Preventing and Rescuing a Platform from Fire-Fighting Mode

There are few things that are certain when building a new platform, but one thing that I’ve noticed in overwhelmingly many platforms is that it comes a time when the platform team is stuck in fire-fighting mode. Here are a few personal opinions on why this happens and a few options to get out.

On a path into the fire

It is normal for a platform to start in an experimentation mode, maybe with a trial with one or two teams, maybe with testing different approaches in how to handle different use-cases, but when more teams start depending on the platform, experimentation time is over (for “old” features) and the foundation of the platform has to be rock-solid. Otherwise, the inevitable happens and the platform might end up buried by its own success.
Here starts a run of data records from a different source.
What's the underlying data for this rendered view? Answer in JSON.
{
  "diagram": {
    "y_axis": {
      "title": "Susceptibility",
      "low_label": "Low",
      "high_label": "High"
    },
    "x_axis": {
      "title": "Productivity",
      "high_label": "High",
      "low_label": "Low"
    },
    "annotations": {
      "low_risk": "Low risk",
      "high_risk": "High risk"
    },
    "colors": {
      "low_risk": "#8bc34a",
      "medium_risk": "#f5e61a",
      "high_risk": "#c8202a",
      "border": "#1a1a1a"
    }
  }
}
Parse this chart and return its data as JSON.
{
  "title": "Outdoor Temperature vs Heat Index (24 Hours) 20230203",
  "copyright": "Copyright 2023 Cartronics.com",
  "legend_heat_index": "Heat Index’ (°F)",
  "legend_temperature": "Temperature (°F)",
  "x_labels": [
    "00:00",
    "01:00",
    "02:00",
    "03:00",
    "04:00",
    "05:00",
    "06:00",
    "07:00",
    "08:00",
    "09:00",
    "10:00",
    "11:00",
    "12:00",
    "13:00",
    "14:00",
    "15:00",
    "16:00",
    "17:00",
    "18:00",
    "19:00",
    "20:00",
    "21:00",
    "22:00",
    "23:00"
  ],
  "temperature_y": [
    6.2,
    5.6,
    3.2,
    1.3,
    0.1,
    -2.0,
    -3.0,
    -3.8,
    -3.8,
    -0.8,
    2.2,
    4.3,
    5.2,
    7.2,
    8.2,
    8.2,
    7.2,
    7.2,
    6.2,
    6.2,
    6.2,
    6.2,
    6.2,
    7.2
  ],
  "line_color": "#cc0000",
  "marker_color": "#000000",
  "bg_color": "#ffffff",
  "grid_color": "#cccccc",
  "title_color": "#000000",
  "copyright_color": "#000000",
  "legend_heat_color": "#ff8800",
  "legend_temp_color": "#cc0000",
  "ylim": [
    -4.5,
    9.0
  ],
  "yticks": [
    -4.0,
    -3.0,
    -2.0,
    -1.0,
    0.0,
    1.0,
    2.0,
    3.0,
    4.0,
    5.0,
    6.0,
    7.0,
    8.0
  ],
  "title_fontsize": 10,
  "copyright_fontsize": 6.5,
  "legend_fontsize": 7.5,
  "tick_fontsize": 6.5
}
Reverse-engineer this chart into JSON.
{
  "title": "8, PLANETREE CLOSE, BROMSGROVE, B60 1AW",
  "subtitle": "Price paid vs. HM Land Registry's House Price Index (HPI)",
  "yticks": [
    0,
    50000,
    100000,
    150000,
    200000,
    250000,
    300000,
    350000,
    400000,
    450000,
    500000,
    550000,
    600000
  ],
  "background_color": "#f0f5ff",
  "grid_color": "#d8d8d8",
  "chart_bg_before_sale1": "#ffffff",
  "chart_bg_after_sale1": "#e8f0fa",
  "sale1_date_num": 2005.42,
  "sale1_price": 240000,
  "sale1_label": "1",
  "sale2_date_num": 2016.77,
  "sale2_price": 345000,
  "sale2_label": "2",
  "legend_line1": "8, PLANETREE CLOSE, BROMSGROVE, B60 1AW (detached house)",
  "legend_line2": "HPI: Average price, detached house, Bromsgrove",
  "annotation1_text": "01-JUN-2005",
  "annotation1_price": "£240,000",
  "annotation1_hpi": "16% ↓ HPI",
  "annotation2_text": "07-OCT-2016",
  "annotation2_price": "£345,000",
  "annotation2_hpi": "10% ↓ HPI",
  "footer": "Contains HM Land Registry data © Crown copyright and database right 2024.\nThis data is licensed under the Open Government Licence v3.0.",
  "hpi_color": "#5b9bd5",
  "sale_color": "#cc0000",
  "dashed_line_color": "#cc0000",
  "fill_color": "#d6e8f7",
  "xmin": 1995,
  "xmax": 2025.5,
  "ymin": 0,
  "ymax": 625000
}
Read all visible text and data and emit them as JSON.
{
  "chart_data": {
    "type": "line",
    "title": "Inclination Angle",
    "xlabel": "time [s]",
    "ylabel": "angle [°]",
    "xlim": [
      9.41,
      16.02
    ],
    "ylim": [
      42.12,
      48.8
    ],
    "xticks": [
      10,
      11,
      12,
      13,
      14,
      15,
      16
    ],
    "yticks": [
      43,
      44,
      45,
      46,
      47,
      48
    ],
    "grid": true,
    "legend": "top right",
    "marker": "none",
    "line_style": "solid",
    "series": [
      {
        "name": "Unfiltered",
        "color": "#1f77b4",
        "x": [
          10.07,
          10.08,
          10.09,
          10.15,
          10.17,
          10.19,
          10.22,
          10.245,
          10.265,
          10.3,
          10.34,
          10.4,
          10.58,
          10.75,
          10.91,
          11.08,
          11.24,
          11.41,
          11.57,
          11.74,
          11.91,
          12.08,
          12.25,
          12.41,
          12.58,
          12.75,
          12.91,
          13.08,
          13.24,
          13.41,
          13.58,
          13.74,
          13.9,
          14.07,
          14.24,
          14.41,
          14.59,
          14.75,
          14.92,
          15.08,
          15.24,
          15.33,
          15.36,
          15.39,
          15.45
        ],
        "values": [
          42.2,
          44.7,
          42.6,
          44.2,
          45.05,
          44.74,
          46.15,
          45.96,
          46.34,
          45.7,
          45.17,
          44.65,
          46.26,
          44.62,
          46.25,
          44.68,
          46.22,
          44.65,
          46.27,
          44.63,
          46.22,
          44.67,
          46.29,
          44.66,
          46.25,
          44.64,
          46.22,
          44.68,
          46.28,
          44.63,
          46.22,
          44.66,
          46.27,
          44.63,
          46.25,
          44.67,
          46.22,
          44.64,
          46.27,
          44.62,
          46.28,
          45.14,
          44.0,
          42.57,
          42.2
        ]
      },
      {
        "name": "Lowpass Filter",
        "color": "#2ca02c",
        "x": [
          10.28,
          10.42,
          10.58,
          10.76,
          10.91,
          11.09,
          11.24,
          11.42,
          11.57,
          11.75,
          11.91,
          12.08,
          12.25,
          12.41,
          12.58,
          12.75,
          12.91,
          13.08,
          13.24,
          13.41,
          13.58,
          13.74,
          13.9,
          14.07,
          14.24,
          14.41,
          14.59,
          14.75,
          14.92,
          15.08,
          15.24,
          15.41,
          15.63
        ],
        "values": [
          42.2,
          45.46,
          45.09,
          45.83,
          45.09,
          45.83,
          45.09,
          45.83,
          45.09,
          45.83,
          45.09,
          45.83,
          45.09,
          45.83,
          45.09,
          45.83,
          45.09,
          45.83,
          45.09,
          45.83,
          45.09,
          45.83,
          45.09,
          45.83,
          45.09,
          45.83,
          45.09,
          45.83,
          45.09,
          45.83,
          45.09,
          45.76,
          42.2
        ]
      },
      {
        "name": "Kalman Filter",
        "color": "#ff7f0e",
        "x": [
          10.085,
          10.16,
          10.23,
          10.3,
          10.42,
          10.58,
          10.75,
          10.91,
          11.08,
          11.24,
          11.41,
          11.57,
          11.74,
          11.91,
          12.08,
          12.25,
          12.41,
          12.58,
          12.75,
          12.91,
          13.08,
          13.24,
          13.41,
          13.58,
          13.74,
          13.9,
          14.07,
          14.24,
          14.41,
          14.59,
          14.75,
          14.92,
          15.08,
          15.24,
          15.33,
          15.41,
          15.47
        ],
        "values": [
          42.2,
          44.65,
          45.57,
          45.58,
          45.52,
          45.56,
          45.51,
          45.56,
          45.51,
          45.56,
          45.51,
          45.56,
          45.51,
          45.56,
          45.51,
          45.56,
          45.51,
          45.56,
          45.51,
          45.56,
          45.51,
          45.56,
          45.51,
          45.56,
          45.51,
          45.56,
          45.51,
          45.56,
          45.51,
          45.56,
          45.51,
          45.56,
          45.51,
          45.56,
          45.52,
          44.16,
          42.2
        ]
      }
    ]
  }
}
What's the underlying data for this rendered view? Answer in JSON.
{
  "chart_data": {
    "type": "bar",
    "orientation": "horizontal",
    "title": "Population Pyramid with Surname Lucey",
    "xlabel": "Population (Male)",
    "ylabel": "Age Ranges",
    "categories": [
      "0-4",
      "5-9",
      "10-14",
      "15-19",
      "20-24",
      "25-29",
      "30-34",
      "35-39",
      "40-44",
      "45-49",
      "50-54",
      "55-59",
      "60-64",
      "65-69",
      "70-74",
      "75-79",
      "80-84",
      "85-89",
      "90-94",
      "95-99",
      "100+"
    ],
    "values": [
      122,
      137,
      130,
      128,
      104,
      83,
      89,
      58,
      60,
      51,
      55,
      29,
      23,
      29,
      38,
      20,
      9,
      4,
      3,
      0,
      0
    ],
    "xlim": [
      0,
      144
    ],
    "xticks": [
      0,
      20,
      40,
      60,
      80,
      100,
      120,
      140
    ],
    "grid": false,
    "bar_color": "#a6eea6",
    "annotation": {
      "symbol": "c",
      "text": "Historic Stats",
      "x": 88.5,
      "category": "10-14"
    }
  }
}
There is a moment in the evolution of a platform when it is no longer an experiment and it becomes a critical component of the product or infrastructure. This moment isn’t always obvious, it usually isn’t advertised or signaled in any special way (or even celebrated). The platform and its team kind of slips over it. This moment might be when more teams decide to use the platform in production or usage increases dramatically, whatever the reason, it is a critical point and it should be recognized as such. By this moment, the team should already behave like their product is no longer experimental and it is ready to be widely released.

When is a platform ready?

This is not a precise definition, but I would look at the following aspects before launching a new platform:

The platform is treated as a product. This means having a TPM role or position, having means to know its customers or users, how the product is used and have a clear mission and vision.
The platform has a community around it. This can be even in an incipient stage. An active community can go a long way in the growth of the platform.
The platform has proper boundaries. It is very clear where does the platform ends and where the responsibility of the users start.
The platform has a solid automation foundation. As the platform evolves, more and more things can be automated. Having a solid automation foundation from the beginning helps a lot. For example, having a self-service catalog, even though most operations only create a ticket in the backlog.
The platform teams has a sustainable way to add new features. Every new feature that is added is a potential source of instability. For example, in case of infrastructure platforms, a new technology should not be released before the team are experts on that technology.
The platform is used in a sustainable way. Most (all?) platforms are shared, which puts them in danger to fall into the tragedy of the commons. Providing feedback to the users for their usage helps diminish this risk.

The interesting thing of these aspects is that if they are not done before the platform is widely released, then it is going to be very hard to do it afterwards

Into the fire already?

If by any chance the platform team is already stuck in fire-fighting mode, here are a few ideas to try to get out:

Reduce scope of the team. If the platform includes multiple domains that only some team members handle, but all should own, then consider splitting the team around these domains in order to reduce friction and increase focus.
Evaluate the process of handling issues. Can it be done in a more effective way that leaves less of a mark on the team?
Categorize and count the issues. Are efforts spend on the most important one? Can they be prevented through fixes or new features?